Cyber Briefing: 2025.01.22

👉 What’s trending in cybersecurity today?

Ransomware, Microsoft Teams Calls, Email Bombing, Malware, Murdoc Botnet, IoT Device Flaws, DDoS Attacks, Homebrew Site, Google Ads, AmosStealer, Visual Studio Code, Zoom, Chrome Cookies, Zendesk, Subdomain Vulnerability, Phishing, Investment Scams, Lynx Ransomware, Australian Auto Parts, Clutch Industries, Rostelecom, Silent Crow, Data Leak, Rhineland-Palatinate Schools, Japan, Sanrio Puroland, Columbia Hospitality, Data Security Incident, TSA Leader, Pekoske, Cyber Threats, Digital Wallet App, Driver’s Licenses, GDPR Fines, Passwords, Specops, Mitiga, Cloud Security.

Welcome to Cyber Briefing, the newsletter that informs you about the latest cybersecurity advisories, alerts, incidents and news every weekday.
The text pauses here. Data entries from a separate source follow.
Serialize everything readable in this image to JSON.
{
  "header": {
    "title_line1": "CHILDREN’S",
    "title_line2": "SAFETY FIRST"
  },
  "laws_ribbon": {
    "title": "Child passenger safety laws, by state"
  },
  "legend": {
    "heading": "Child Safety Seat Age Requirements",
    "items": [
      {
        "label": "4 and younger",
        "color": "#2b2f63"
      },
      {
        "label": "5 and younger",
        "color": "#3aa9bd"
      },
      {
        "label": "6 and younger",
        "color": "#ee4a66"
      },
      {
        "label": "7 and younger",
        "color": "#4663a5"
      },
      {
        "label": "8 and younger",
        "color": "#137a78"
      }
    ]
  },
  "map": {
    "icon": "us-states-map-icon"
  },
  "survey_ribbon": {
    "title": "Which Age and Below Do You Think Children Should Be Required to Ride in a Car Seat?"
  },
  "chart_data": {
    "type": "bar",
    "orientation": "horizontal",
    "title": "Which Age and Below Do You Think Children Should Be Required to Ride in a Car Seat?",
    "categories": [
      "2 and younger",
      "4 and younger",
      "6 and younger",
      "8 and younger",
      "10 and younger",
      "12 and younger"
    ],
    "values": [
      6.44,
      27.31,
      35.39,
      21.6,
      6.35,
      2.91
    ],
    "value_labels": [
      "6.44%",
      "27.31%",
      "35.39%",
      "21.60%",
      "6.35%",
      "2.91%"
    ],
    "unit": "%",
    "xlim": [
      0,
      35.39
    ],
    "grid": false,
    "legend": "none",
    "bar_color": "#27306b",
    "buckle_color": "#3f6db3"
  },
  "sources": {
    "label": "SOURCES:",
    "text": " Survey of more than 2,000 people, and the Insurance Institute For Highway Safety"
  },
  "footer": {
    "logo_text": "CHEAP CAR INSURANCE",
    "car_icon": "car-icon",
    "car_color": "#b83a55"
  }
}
First time seeing this? Please subscribe.

🚨 Cyber Alerts

1. Hackers Use Teams Calls to Deploy Ransomware

Ransomware gangs are increasingly using email bombing and fake IT support calls on Microsoft Teams to gain access to corporate networks. These attacks involve flooding targets with spam emails, followed by Teams calls from adversary-controlled accounts, tricking victims into granting remote access. Researchers at Sophos observed such campaigns linked to groups using tools and techniques often associated with the FIN7 cybercriminal group, highlighting the growing sophistication of these threats.

2. Murdoc Botnet Targets IoT Devices for DDoS

A Mirai botnet variant named Murdoc Botnet exploits vulnerabilities in AVTECH IP cameras and Huawei routers to hijack devices for large-scale distributed denial-of-service (DDoS) attacks. Active since July 2024, this campaign has infected over 1,370 systems across Malaysia, Mexico, Thailand, and other regions. Researchers attribute the attacks to known flaws like CVE-2017–17215 and CVE-2024–7029, using shell scripts to deploy malware tailored to specific CPU architectures.